Праздник плавал,расщепленный желудочным соком в ведре пластиковом. Подпропитая Пеппи все в том же чулке, только скважинами помятостей веснушки стирались. Помню, мне сказки в розовом детстве нравились-смять и ближе к фекальности. Февраль за окном календарь продал, С брошюрами апокалипсиса. Мне одну содовую в сорок градусов и потянется: Холокост,как высший принцип гуманности.

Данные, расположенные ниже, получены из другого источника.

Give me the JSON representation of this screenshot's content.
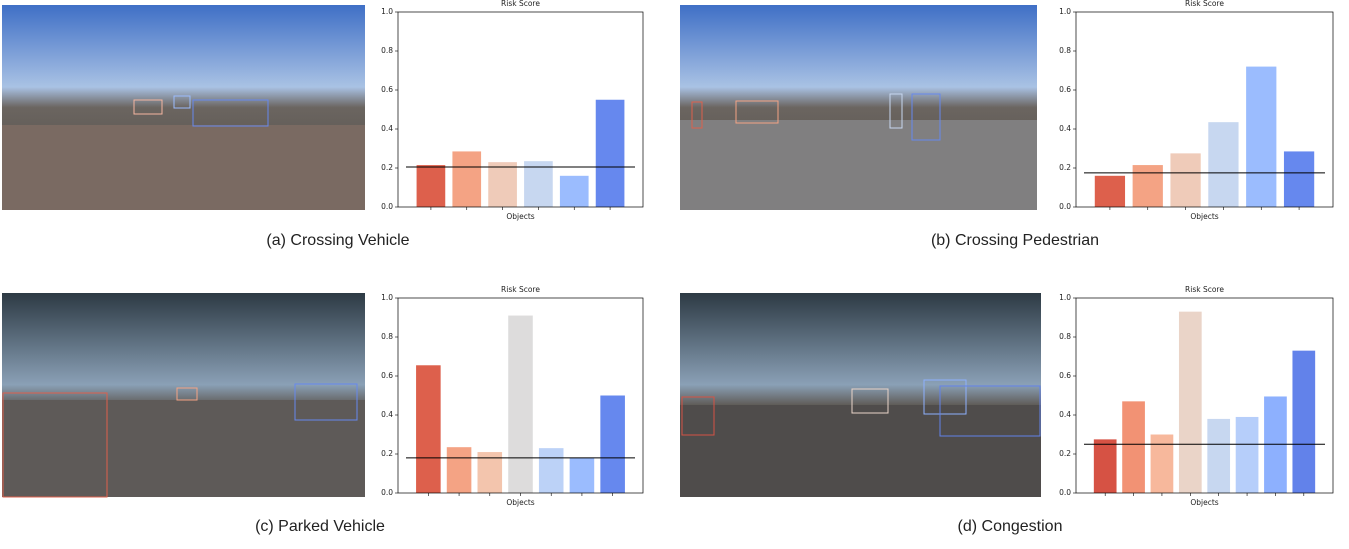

В дымных туманностях по углам смели данности; В понурых кабаках-дамность. Я прихожу туда наслаждаться: Сбродом поношенных вчера королев, Снятых с чужого плеча,выброшенных с б/у постелей. Дамами затягивается мундштучный табак. Эти дамы и оптом дешевле,чем днем поштучно. Больным на печень или простату,или-бюджетный вариант. У этих дам руины,где тушат окурки о полироль стола. Я этих дам не пробовал прожевать, у этих дам глазницы,а не глаза. И смеются они. Страшно. Придирчиво громко. Раскатно. Они, как кроссворд из вагона плацкартного, совсем неразгадываемы. Или просто слишком просты - на все вопросы всего один ответ. Литрами хлещется портвейн и выблёвывается. Они все старые, как Бродвей и не хуже его размалёваны. Каково же в дерьме вам, Леди без джентельменов? Она - среди них. Отличима лишь по чулку. Сидит, сутулясь, за столиком в углу. И взглядом ищет. Присматривает по одёжке. Как жертву хищница, как мать детёныша.

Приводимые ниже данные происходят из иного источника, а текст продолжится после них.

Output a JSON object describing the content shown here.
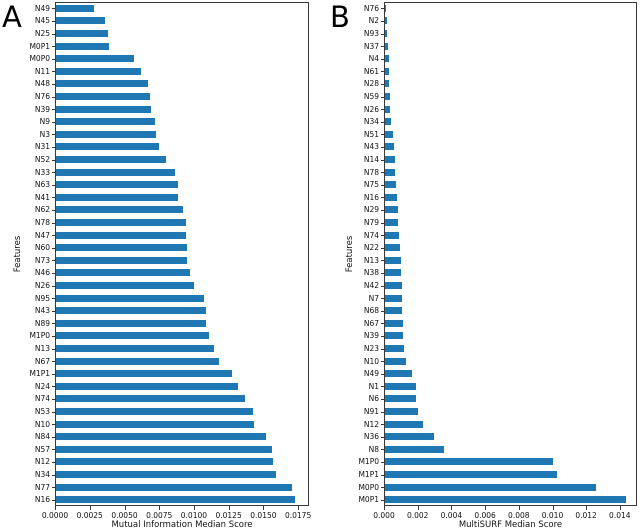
{
  "figure": {
    "background_color": "#ffffff",
    "bar_color": "#1f77b4",
    "axis_color": "#3a3a3a",
    "text_color": "#111111"
  },
  "chart_data": [
    {
      "type": "bar",
      "orientation": "horizontal",
      "panel_letter": "A",
      "xlabel": "Mutual Information Median Score",
      "ylabel": "Features",
      "grid": false,
      "legend": null,
      "xlim": [
        0,
        0.01814
      ],
      "xticks": [
        0,
        0.0025,
        0.005,
        0.0075,
        0.01,
        0.0125,
        0.015,
        0.0175
      ],
      "xtick_labels": [
        "0.0000",
        "0.0025",
        "0.0050",
        "0.0075",
        "0.0100",
        "0.0125",
        "0.0150",
        "0.0175"
      ],
      "categories": [
        "N49",
        "N45",
        "N25",
        "M0P1",
        "M0P0",
        "N11",
        "N48",
        "N76",
        "N39",
        "N9",
        "N3",
        "N31",
        "N52",
        "N33",
        "N63",
        "N41",
        "N62",
        "N78",
        "N47",
        "N60",
        "N73",
        "N46",
        "N26",
        "N95",
        "N43",
        "N89",
        "M1P0",
        "N13",
        "N67",
        "M1P1",
        "N24",
        "N74",
        "N53",
        "N10",
        "N84",
        "N57",
        "N12",
        "N34",
        "N77",
        "N16"
      ],
      "values": [
        0.00275,
        0.00354,
        0.00371,
        0.00383,
        0.00562,
        0.00615,
        0.00659,
        0.00677,
        0.0068,
        0.00713,
        0.00716,
        0.00742,
        0.00788,
        0.00857,
        0.00876,
        0.00879,
        0.00915,
        0.00934,
        0.00936,
        0.00944,
        0.00946,
        0.00967,
        0.00991,
        0.01063,
        0.01078,
        0.01082,
        0.01104,
        0.0114,
        0.01171,
        0.01264,
        0.01312,
        0.01362,
        0.01415,
        0.01422,
        0.01511,
        0.01554,
        0.01563,
        0.01583,
        0.01698,
        0.01719
      ]
    },
    {
      "type": "bar",
      "orientation": "horizontal",
      "panel_letter": "B",
      "xlabel": "MultiSURF Median Score",
      "ylabel": "Features",
      "grid": false,
      "legend": null,
      "xlim": [
        0,
        0.0149
      ],
      "xticks": [
        0,
        0.002,
        0.004,
        0.006,
        0.008,
        0.01,
        0.012,
        0.014
      ],
      "xtick_labels": [
        "0.000",
        "0.002",
        "0.004",
        "0.006",
        "0.008",
        "0.010",
        "0.012",
        "0.014"
      ],
      "categories": [
        "N76",
        "N2",
        "N93",
        "N37",
        "N4",
        "N61",
        "N28",
        "N59",
        "N26",
        "N34",
        "N51",
        "N43",
        "N14",
        "N78",
        "N75",
        "N16",
        "N29",
        "N79",
        "N74",
        "N22",
        "N13",
        "N38",
        "N42",
        "N7",
        "N68",
        "N67",
        "N39",
        "N23",
        "N10",
        "N49",
        "N1",
        "N6",
        "N91",
        "N12",
        "N36",
        "N8",
        "M1P0",
        "M1P1",
        "M0P0",
        "M0P1"
      ],
      "values": [
        3e-05,
        0.00012,
        0.00013,
        0.00019,
        0.00023,
        0.00024,
        0.00026,
        0.00027,
        0.00031,
        0.00036,
        0.00046,
        0.00056,
        0.0006,
        0.00062,
        0.00064,
        0.00072,
        0.00076,
        0.00078,
        0.0008,
        0.0009,
        0.00092,
        0.00097,
        0.00099,
        0.001,
        0.00101,
        0.00104,
        0.00109,
        0.00113,
        0.00123,
        0.00162,
        0.00181,
        0.00184,
        0.00198,
        0.00226,
        0.00293,
        0.00347,
        0.00995,
        0.01022,
        0.01255,
        0.0143
      ]
    }
  ]
}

Вон он, принц. Пожилой, гнилозубый. Толст, аж колени дрожат. Она, гарцуя, подошла.
***
Мертвенным холодом веет от обоюдобезразличных взглядов и стен бетонных. Кровать вспотела, устала, дрожит от неистовой скачки. Шныряют в панике под потолком купидоны. У них кончились стрелы и они взяли ножи. По колени и локоть испачканы кровью, но любви здесь как нет, так и не было. Они мухами бьются в стекло, тоскуя по небу, глохнут от стонов притворных. Таращатся испуганно на тех двоих, в постели, глазами-глобусами. И под окном дворник искоса смотрит снизу вверх, возбуждается от женского визга и от зависти лопается.
***
Он уйдёт. Сядет на белого коня и поскачет по делам дальше, блеснув плешью. Ей опять станет одиноко и страшно. Она примет душ, начнёт собирать разбросанные вещи в кучку - презервативы, бутылку, бельё, чулок и трупики кудрявых лучников.